Your Achiever theme helps explain your drive. Achiever describes a constant need for achievement. You feel as if every day starts at zero. By the end of the day you must achieve something tangible in order to feel good about yourself. And by “every day” you mean every single day—workdays, weekends, vacations. No matter how much you may feel you deserve a day of rest, if the day passes without some form of achievement, no matter how small, you will feel dissatisfied. You have an internal fire burning inside you. It pushes you to do more, to achieve more. After each accomplishment is reached, the fire dwindles for a moment, but very soon it rekindles itself, forcing you toward the next accomplishment. Your relentless need for achievement might not be logical. It might not even be focused. But it will always be with you. As an Achiever you must learn to live with this whisper of discontent. It does have its benefits. It brings you the energy you need to work long hours without burning out. It is the jolt you can always count on to get you started on new tasks, new challenges. It is the power supply that causes you to set the pace and define the levels of productivity for your work group. It is the theme that keeps you moving.
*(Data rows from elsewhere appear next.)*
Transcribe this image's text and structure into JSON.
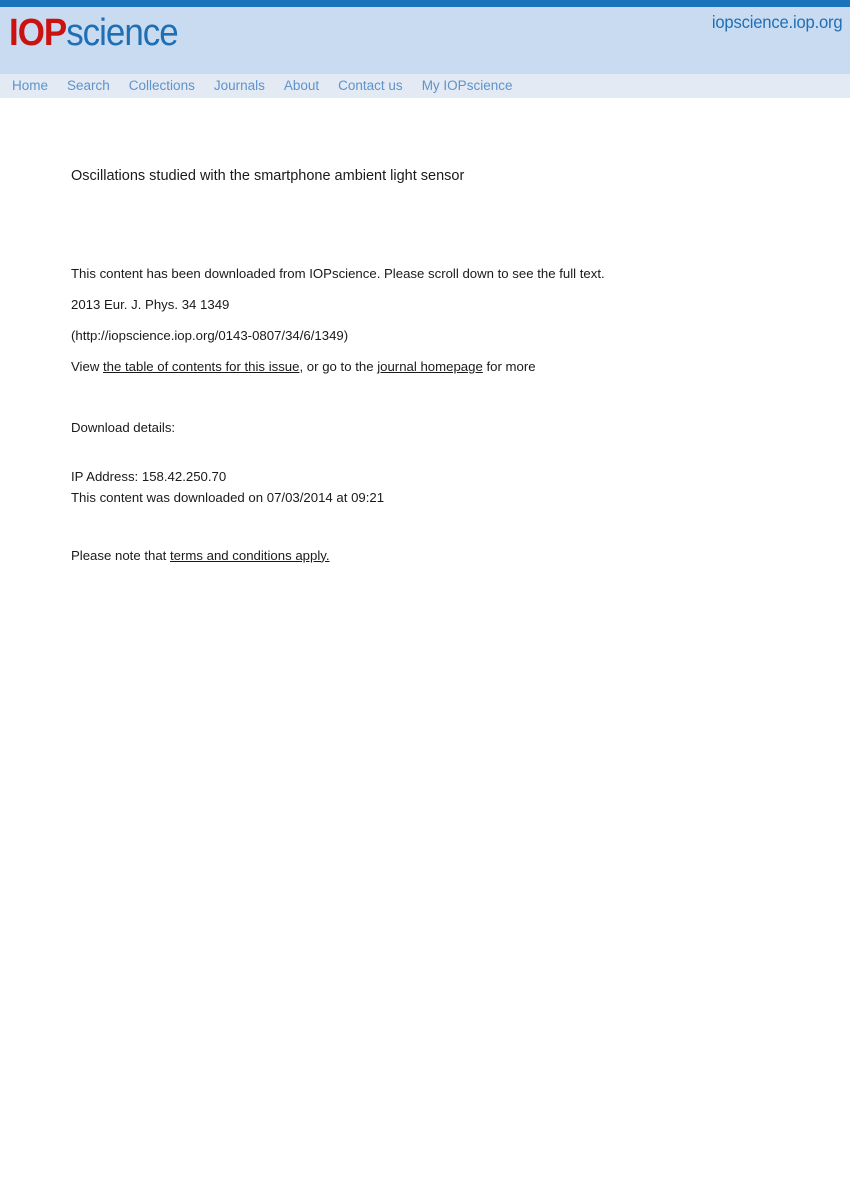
{
  "masthead": {
    "logo_primary": "IOP",
    "logo_secondary": "science",
    "site_url": "iopscience.iop.org",
    "accent_bar_color": "#1a74bb",
    "header_band_color": "#c9dbf1",
    "logo_red": "#cc1111",
    "logo_blue": "#1f6fb5"
  },
  "nav": {
    "background_color": "#e3eaf3",
    "link_color": "#5e93cb",
    "items": [
      {
        "label": "Home"
      },
      {
        "label": "Search"
      },
      {
        "label": "Collections"
      },
      {
        "label": "Journals"
      },
      {
        "label": "About"
      },
      {
        "label": "Contact us"
      },
      {
        "label": "My IOPscience"
      }
    ]
  },
  "article": {
    "title": "Oscillations studied with the smartphone ambient light sensor"
  },
  "notice": {
    "download_notice": "This content has been downloaded from IOPscience. Please scroll down to see the full text.",
    "citation": "2013 Eur. J. Phys. 34 1349",
    "article_url": "(http://iopscience.iop.org/0143-0807/34/6/1349)",
    "view_prefix": "View ",
    "toc_link": "the table of contents for this issue",
    "view_middle": ", or go to the ",
    "journal_link": "journal homepage",
    "view_suffix": " for more"
  },
  "download_details": {
    "heading": "Download details:",
    "ip_address": "IP Address: 158.42.250.70",
    "download_stamp": "This content was downloaded on 07/03/2014 at 09:21"
  },
  "footer": {
    "terms_prefix": "Please note that ",
    "terms_link": "terms and conditions apply."
  }
}
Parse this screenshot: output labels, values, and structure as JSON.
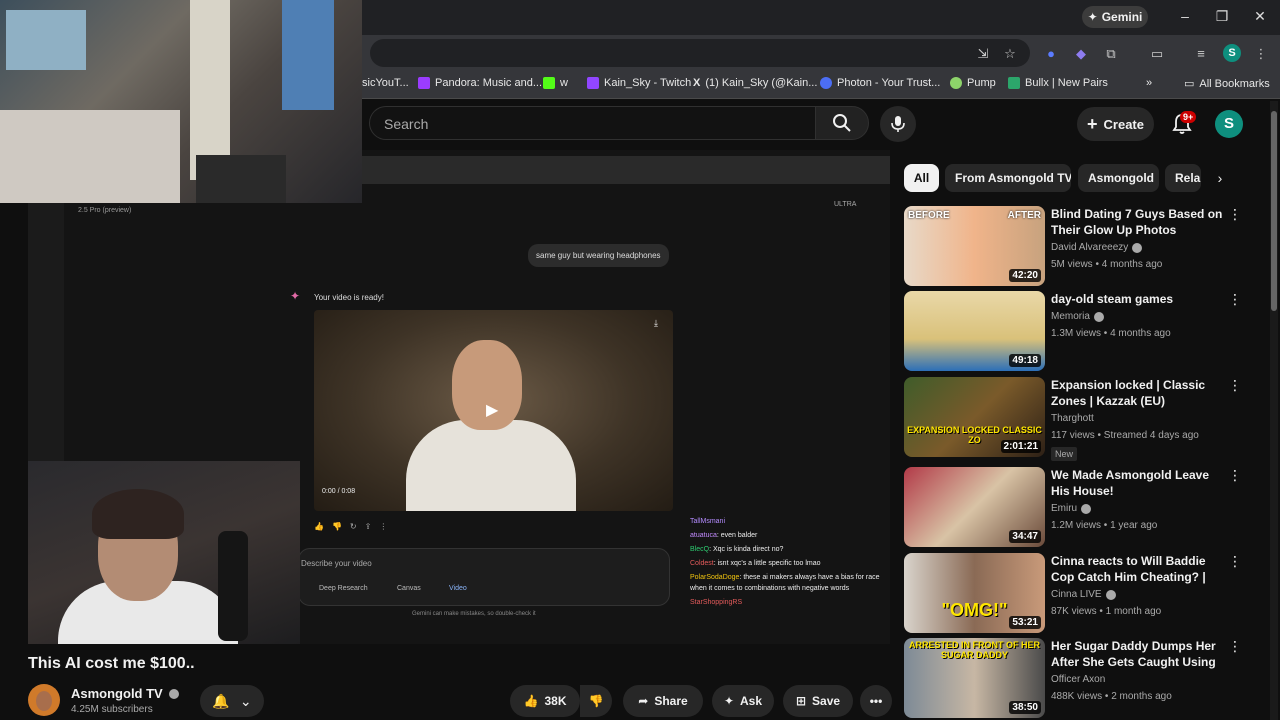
{
  "browser": {
    "gemini_label": "Gemini",
    "bookmarks": [
      {
        "label": "sicYouT...",
        "color": "#cc0000"
      },
      {
        "label": "Pandora: Music and...",
        "color": "#9b3cff"
      },
      {
        "label": "w",
        "color": "#53fc18"
      },
      {
        "label": "Kain_Sky - Twitch",
        "color": "#9146ff"
      },
      {
        "label": "(1) Kain_Sky (@Kain...",
        "color": "#000000"
      },
      {
        "label": "Photon - Your Trust...",
        "color": "#4c6ef5"
      },
      {
        "label": "Pump",
        "color": "#8dd36a"
      },
      {
        "label": "Bullx | New Pairs",
        "color": "#2ca66b"
      }
    ],
    "all_bookmarks": "All Bookmarks",
    "profile_initial": "S"
  },
  "header": {
    "search_placeholder": "Search",
    "create_label": "Create",
    "notif_badge": "9+",
    "avatar_initial": "S"
  },
  "player": {
    "gemini": {
      "model": "2.5 Pro (preview)",
      "ultra": "ULTRA",
      "user_prompt": "same guy but wearing headphones",
      "response": "Your video is ready!",
      "video_time": "0:00 / 0:08",
      "input_placeholder": "Describe your video",
      "tools": [
        "Deep Research",
        "Canvas",
        "Video"
      ],
      "disclaimer": "Gemini can make mistakes, so double-check it"
    },
    "chat": [
      {
        "user": "TallMsmani",
        "color": "#b48cff",
        "text": ""
      },
      {
        "user": "atuatuca",
        "color": "#c38bff",
        "text": "even balder"
      },
      {
        "user": "BlecQ",
        "color": "#2ecc71",
        "text": "Xqc is kinda direct no?"
      },
      {
        "user": "Coldest",
        "color": "#e45b5b",
        "text": "isnt xqc's a little specific too lmao"
      },
      {
        "user": "PolarSodaDoge",
        "color": "#f1c40f",
        "text": "these ai makers always have a bias for race when it comes to combinations with negative words"
      },
      {
        "user": "StarShoppingRS",
        "color": "#e45b5b",
        "text": ""
      }
    ]
  },
  "video": {
    "title": "This AI cost me $100..",
    "channel": "Asmongold TV",
    "subscribers": "4.25M subscribers",
    "likes": "38K",
    "share_label": "Share",
    "ask_label": "Ask",
    "save_label": "Save"
  },
  "chips": [
    "All",
    "From Asmongold TV",
    "Asmongold",
    "Rela"
  ],
  "recommendations": [
    {
      "title": "Blind Dating 7 Guys Based on Their Glow Up Photos",
      "channel": "David Alvareeezy",
      "verified": true,
      "meta": "5M views • 4 months ago",
      "duration": "42:20",
      "overlay_left": "BEFORE",
      "overlay_right": "AFTER",
      "bg": "linear-gradient(90deg,#e8d9c8 0%,#f0b48a 50%,#c7a27e 100%)",
      "new": ""
    },
    {
      "title": "day-old steam games",
      "channel": "Memoria",
      "verified": true,
      "meta": "1.3M views • 4 months ago",
      "duration": "49:18",
      "bg": "linear-gradient(180deg,#e9d8a8 0%,#d9c17a 60%,#2c6fb8 100%)",
      "new": ""
    },
    {
      "title": "Expansion locked | Classic Zones | Kazzak (EU)",
      "channel": "Tharghott",
      "verified": false,
      "meta": "117 views • Streamed 4 days ago",
      "duration": "2:01:21",
      "overlay_big": "EXPANSION LOCKED CLASSIC ZO",
      "bg": "linear-gradient(135deg,#3f5c2a 0%,#7a5a2a 50%,#2d2016 100%)",
      "new": "New"
    },
    {
      "title": "We Made Asmongold Leave His House!",
      "channel": "Emiru",
      "verified": true,
      "meta": "1.2M views • 1 year ago",
      "duration": "34:47",
      "bg": "linear-gradient(135deg,#b23a48 0%,#d8c3a5 50%,#6a4a3a 100%)",
      "new": ""
    },
    {
      "title": "Cinna reacts to Will Baddie Cop Catch Him Cheating? | UDY ...",
      "channel": "Cinna LIVE",
      "verified": true,
      "meta": "87K views • 1 month ago",
      "duration": "53:21",
      "overlay_big": "\"OMG!\"",
      "bg": "linear-gradient(90deg,#d9d4cc 0%,#8a6a55 50%,#c99a7a 100%)",
      "new": ""
    },
    {
      "title": "Her Sugar Daddy Dumps Her After She Gets Caught Using a...",
      "channel": "Officer Axon",
      "verified": false,
      "meta": "488K views • 2 months ago",
      "duration": "38:50",
      "overlay_big": "ARRESTED IN FRONT OF HER SUGAR DADDY",
      "bg": "linear-gradient(90deg,#7d8a96 0%,#c7b7a4 50%,#4a4a4a 100%)",
      "new": ""
    }
  ]
}
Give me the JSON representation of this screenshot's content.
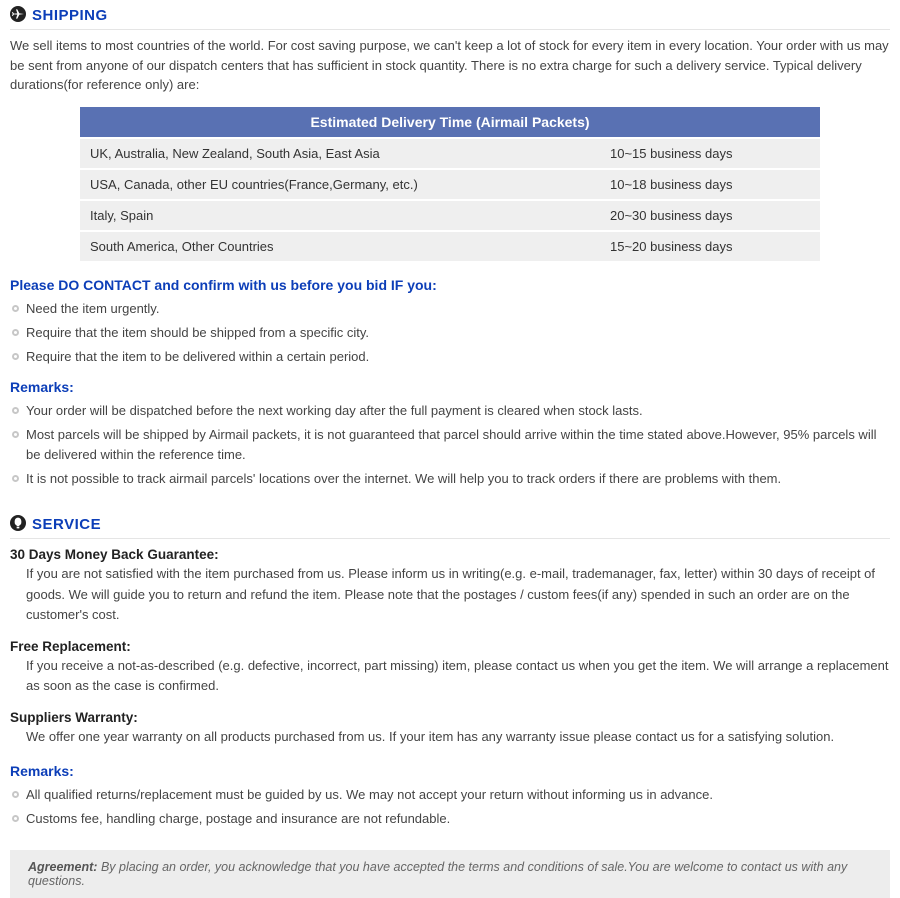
{
  "shipping": {
    "title": "SHIPPING",
    "intro": "We sell items to most countries of the world. For cost saving purpose, we can't keep a lot of stock for every item in every location. Your order with us may be sent from anyone of our dispatch centers that has sufficient in stock quantity. There is no extra charge for such a delivery service. Typical delivery durations(for reference only) are:",
    "table_header": "Estimated Delivery Time (Airmail Packets)",
    "rows": [
      {
        "region": "UK, Australia, New Zealand, South Asia, East Asia",
        "time": "10~15 business days"
      },
      {
        "region": "USA, Canada, other EU countries(France,Germany, etc.)",
        "time": "10~18 business days"
      },
      {
        "region": "Italy, Spain",
        "time": "20~30 business days"
      },
      {
        "region": "South America, Other Countries",
        "time": "15~20 business days"
      }
    ],
    "contact_title": "Please DO CONTACT and confirm with us before you bid IF you:",
    "contact_items": [
      "Need the item urgently.",
      "Require that the item should be shipped from a specific city.",
      "Require that the item to be delivered within a certain period."
    ],
    "remarks_title": "Remarks:",
    "remarks_items": [
      "Your order will be dispatched before the next working day after the full payment is cleared when stock lasts.",
      "Most parcels will be shipped by Airmail packets, it is not guaranteed that parcel should arrive within the time stated above.However, 95% parcels will be delivered within the reference time.",
      "It is not possible to track airmail parcels' locations over the internet. We will help you to track orders if there are problems with them."
    ]
  },
  "service": {
    "title": "SERVICE",
    "blocks": [
      {
        "heading": "30 Days Money Back Guarantee:",
        "body": "If you are not satisfied with the item purchased from us. Please inform us in writing(e.g. e-mail, trademanager, fax, letter) within 30 days of receipt of goods. We will guide you to return and refund the item. Please note that the postages / custom fees(if any) spended in such an order are on the customer's cost."
      },
      {
        "heading": "Free Replacement:",
        "body": "If you receive a not-as-described (e.g. defective, incorrect, part missing) item, please contact us when you get the item. We will arrange a replacement as soon as the case is confirmed."
      },
      {
        "heading": "Suppliers Warranty:",
        "body": "We offer one year warranty on all products purchased from us. If your item has any warranty issue please contact us for a satisfying solution."
      }
    ],
    "remarks_title": "Remarks:",
    "remarks_items": [
      "All qualified returns/replacement must be guided by us. We may not accept your return without informing us in advance.",
      "Customs fee, handling charge, postage and insurance are not refundable."
    ]
  },
  "agreement": {
    "label": "Agreement:",
    "text": " By placing an order, you acknowledge that you have accepted the terms and conditions of sale.You are welcome to contact us with any questions."
  }
}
Your Analytical theme challenges other people: “Prove it. Show me why what you are claiming is true.” In the face of this kind of questioning some will find that their brilliant theories wither and die. For you, this is precisely the point. You do not necessarily want to destroy other people’s ideas, but you do insist that their theories be sound. You see yourself as objective and dispassionate. You like data because they are value free. They have no agenda. Armed with these data, you search for patterns and connections. You want to understand how certain patterns affect one another. How do they combine? What is their outcome? Does this outcome fit with the theory being offered or the situation being confronted? These are your questions. You peel the layers back until, gradually, the root cause or causes are revealed. Others see you as logical and rigorous. Over time they will come to you in order to expose someone’s “wishful thinking” or “clumsy thinking” to your refining mind. It is hoped that your analysis is never delivered too harshly. Otherwise, others may avoid you when that “wishful thinking” is their own.